Anthropic's unreleased Mythos model enables autonomous large-scale cyberattacks, officials warn
Anthropic is privately warning top government officials that its unreleased model "Mythos" makes large-scale cyberattacks significantly more likely in 2026. The model enables AI agents to operate autonomously with high sophistication to penetrate corporate, government and municipal systems. One official told Axios a large-scale attack could occur this year as employees unknowingly create security vulnerabilities through unsupervised agentic AI use.
OpenAI completes pretraining of 'Spud' model, Altman promises 'very strong' release in weeks
OpenAI has completed pretraining on a new model codenamed 'Spud,' according to an internal memo from CEO Sam Altman reported by The Information. Altman claims the company expects a 'very strong model' within weeks that can 'really accelerate the economy.' To free compute resources, OpenAI will shut down its Sora video generation app.
Anthropic's Claude Code gets auto-execution mode with built-in safety checks
Anthropic has released auto mode for Claude Code in research preview, enabling the AI to execute actions it deems safe without waiting for user approval. The feature uses built-in safeguards to block risky actions and prompt injection attacks, while automatically proceeding with safe operations.

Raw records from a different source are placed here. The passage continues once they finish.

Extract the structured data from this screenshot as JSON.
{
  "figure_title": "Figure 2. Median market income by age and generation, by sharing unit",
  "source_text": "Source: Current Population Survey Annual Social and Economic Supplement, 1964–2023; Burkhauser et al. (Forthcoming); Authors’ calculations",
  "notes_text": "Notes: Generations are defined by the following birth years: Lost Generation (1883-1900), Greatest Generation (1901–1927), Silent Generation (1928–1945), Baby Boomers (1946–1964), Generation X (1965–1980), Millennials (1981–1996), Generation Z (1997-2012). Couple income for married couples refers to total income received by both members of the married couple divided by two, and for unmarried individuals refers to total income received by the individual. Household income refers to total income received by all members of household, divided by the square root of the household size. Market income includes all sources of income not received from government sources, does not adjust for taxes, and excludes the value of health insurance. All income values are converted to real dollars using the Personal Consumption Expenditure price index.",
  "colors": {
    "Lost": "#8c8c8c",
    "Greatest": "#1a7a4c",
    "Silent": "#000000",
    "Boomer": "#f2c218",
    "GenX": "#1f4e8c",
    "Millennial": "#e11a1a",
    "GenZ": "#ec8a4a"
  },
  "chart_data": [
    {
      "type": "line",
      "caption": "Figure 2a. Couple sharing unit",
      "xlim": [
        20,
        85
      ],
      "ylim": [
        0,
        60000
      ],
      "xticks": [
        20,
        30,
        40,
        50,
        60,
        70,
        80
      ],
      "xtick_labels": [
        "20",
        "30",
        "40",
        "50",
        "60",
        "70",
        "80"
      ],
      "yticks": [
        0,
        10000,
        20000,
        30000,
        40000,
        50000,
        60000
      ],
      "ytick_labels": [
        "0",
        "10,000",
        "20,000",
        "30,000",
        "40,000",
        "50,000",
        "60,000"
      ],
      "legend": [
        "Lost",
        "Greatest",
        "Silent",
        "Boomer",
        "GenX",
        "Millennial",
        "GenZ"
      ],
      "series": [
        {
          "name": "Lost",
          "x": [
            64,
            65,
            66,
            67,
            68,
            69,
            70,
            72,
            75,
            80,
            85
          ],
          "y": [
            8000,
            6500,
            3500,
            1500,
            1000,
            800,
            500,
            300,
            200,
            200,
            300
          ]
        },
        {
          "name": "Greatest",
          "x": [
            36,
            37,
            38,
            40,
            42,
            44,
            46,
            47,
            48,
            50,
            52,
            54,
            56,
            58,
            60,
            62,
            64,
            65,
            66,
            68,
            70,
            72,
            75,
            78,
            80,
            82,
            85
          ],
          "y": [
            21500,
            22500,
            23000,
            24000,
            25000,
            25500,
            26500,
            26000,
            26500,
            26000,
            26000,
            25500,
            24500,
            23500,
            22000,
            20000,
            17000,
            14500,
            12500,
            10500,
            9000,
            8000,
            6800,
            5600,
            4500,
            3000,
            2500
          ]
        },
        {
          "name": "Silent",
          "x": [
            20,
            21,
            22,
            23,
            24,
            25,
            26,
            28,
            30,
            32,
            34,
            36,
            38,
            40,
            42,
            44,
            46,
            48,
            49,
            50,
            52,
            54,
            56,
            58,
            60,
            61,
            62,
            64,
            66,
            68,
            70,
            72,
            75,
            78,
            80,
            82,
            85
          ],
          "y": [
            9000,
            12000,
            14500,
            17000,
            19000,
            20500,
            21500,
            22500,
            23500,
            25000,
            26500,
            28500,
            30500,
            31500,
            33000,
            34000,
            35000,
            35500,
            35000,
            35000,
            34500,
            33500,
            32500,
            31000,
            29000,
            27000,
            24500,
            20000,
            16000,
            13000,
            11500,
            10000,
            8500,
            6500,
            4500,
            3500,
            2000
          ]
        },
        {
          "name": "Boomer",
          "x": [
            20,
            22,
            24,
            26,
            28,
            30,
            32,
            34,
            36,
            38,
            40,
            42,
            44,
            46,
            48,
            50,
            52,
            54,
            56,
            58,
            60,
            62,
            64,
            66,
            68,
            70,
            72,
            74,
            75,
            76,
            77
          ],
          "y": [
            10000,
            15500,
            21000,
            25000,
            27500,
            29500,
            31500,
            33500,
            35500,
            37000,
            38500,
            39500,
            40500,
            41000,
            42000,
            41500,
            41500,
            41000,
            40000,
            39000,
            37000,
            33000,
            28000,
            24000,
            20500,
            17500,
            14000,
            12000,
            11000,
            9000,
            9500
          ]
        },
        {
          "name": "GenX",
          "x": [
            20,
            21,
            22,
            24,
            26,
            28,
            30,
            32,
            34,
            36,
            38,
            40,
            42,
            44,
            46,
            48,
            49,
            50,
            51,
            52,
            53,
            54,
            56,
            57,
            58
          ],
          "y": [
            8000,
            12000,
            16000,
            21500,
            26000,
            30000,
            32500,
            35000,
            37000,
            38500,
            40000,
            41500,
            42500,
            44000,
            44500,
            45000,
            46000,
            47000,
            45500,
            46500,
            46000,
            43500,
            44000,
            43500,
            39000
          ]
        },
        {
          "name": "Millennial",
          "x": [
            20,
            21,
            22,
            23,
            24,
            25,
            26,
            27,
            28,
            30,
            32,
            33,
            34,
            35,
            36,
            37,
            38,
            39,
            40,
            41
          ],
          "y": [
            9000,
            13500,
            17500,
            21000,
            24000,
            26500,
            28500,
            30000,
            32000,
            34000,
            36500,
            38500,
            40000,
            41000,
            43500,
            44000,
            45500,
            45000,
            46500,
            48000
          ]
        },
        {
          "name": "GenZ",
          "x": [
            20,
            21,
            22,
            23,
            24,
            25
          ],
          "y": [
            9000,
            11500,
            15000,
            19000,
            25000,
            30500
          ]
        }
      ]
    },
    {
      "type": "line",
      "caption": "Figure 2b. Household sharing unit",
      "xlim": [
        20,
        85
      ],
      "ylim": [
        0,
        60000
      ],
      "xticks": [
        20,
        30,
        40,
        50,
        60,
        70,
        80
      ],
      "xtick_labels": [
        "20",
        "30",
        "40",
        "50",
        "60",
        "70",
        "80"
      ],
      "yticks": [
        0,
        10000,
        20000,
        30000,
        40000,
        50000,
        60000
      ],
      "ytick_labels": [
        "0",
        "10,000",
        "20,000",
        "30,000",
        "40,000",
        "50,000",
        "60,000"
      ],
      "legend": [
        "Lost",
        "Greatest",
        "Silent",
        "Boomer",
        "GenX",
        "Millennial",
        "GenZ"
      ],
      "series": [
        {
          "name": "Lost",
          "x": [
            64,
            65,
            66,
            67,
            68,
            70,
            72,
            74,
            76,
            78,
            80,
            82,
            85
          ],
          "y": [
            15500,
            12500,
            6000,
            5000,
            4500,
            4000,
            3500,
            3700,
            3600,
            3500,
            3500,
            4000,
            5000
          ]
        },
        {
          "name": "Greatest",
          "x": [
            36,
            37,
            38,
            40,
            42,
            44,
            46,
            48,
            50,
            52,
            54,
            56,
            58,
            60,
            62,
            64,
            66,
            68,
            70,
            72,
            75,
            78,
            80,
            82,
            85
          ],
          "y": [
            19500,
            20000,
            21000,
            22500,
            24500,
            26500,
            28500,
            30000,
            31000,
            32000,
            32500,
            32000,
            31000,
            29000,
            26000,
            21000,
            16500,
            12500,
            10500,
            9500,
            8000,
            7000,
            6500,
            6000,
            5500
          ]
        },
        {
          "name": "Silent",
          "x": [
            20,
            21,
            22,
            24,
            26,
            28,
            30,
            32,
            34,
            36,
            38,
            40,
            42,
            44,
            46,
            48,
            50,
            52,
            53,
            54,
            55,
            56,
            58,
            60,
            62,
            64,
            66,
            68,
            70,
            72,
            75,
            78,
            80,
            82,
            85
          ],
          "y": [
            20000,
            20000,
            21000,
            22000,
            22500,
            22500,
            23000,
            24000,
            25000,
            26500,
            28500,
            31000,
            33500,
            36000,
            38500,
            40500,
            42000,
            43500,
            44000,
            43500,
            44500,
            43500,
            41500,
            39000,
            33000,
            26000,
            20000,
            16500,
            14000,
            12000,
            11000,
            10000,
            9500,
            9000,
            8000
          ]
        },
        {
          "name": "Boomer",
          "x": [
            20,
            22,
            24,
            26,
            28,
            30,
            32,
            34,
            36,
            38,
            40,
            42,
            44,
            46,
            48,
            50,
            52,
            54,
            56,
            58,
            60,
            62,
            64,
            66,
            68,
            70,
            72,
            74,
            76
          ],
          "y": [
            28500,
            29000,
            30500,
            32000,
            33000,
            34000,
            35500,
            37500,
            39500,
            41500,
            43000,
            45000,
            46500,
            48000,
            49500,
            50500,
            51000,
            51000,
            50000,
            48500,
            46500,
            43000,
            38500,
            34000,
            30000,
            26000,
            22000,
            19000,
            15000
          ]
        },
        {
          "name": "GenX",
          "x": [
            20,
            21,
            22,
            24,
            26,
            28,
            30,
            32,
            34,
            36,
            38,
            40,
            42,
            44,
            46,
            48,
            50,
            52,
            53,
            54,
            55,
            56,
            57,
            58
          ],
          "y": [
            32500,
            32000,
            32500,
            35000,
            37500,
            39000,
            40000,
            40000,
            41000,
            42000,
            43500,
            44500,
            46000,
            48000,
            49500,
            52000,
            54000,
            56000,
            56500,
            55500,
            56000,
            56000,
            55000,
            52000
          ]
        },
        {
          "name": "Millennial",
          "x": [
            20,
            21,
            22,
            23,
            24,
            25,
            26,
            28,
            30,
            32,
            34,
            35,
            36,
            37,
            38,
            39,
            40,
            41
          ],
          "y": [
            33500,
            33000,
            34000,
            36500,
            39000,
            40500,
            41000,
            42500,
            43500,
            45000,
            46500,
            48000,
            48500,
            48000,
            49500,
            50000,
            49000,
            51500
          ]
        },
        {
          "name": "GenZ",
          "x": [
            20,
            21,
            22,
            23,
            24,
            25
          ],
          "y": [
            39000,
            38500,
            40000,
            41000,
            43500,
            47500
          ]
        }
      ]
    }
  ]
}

Anthropic's Claude gains computer control in Code and Cowork tools
Anthropic has expanded Claude's autonomous capabilities to its Code and Cowork AI tools, allowing the model to control your Mac's mouse, keyboard, and display to complete tasks without manual intervention. The research preview is available now for Claude Pro and Max subscribers on macOS only, with support for other operating systems coming later.
Anthropic releases Claude computer use feature to compete with OpenClaw
Anthropic announced Monday that Claude can now complete tasks on users' computers, including opening apps, navigating browsers, and filling spreadsheets, after receiving prompts from a smartphone. The feature positions Anthropic directly against OpenClaw, the viral AI agent that went mainstream this year. The capability comes with safeguards requiring Claude to request permission before accessing new applications.
Anthropic enables Claude to control macOS desktop as research preview feature
Anthropic has introduced desktop control capabilities for Claude, allowing the AI to operate macOS, open applications, navigate browsers, and interact with spreadsheets. The feature launches as a research preview in Claude Cowork and Claude Code, currently limited to macOS, and prioritizes existing app integrations before defaulting to direct desktop control.
Anthropic enables Claude to control your Mac as research preview
Anthropic is rolling out computer control capabilities for Claude on macOS, allowing the AI to autonomously handle tasks like file navigation, clicking, and software interactions. The feature launches as a research preview for Claude Pro and Claude Max subscribers, with control available from iPhone via a new Dispatch tool.
Anthropic adds always-on channels to Claude Code, enabling async AI agent capabilities
Anthropic has added "channels" to Claude Code, enabling Claude to respond to incoming messages, webhooks, and notifications asynchronously without user intervention. The research preview supports Telegram and Discord with custom channel support, running through MCP servers with two-way communication.
Google Gemini task automation now works on phones, taking 9 minutes to order dinner
Google has launched task automation for Gemini on Pixel 10 Pro and Galaxy S26 Ultra, allowing the AI to autonomously use apps for food delivery and rideshare services. The feature works but is slow—taking approximately nine minutes to complete an order—and remains limited to a small beta subset of apps. Despite performance limitations, it represents the first practical demonstration of an AI assistant actually controlling a phone outside of controlled demos.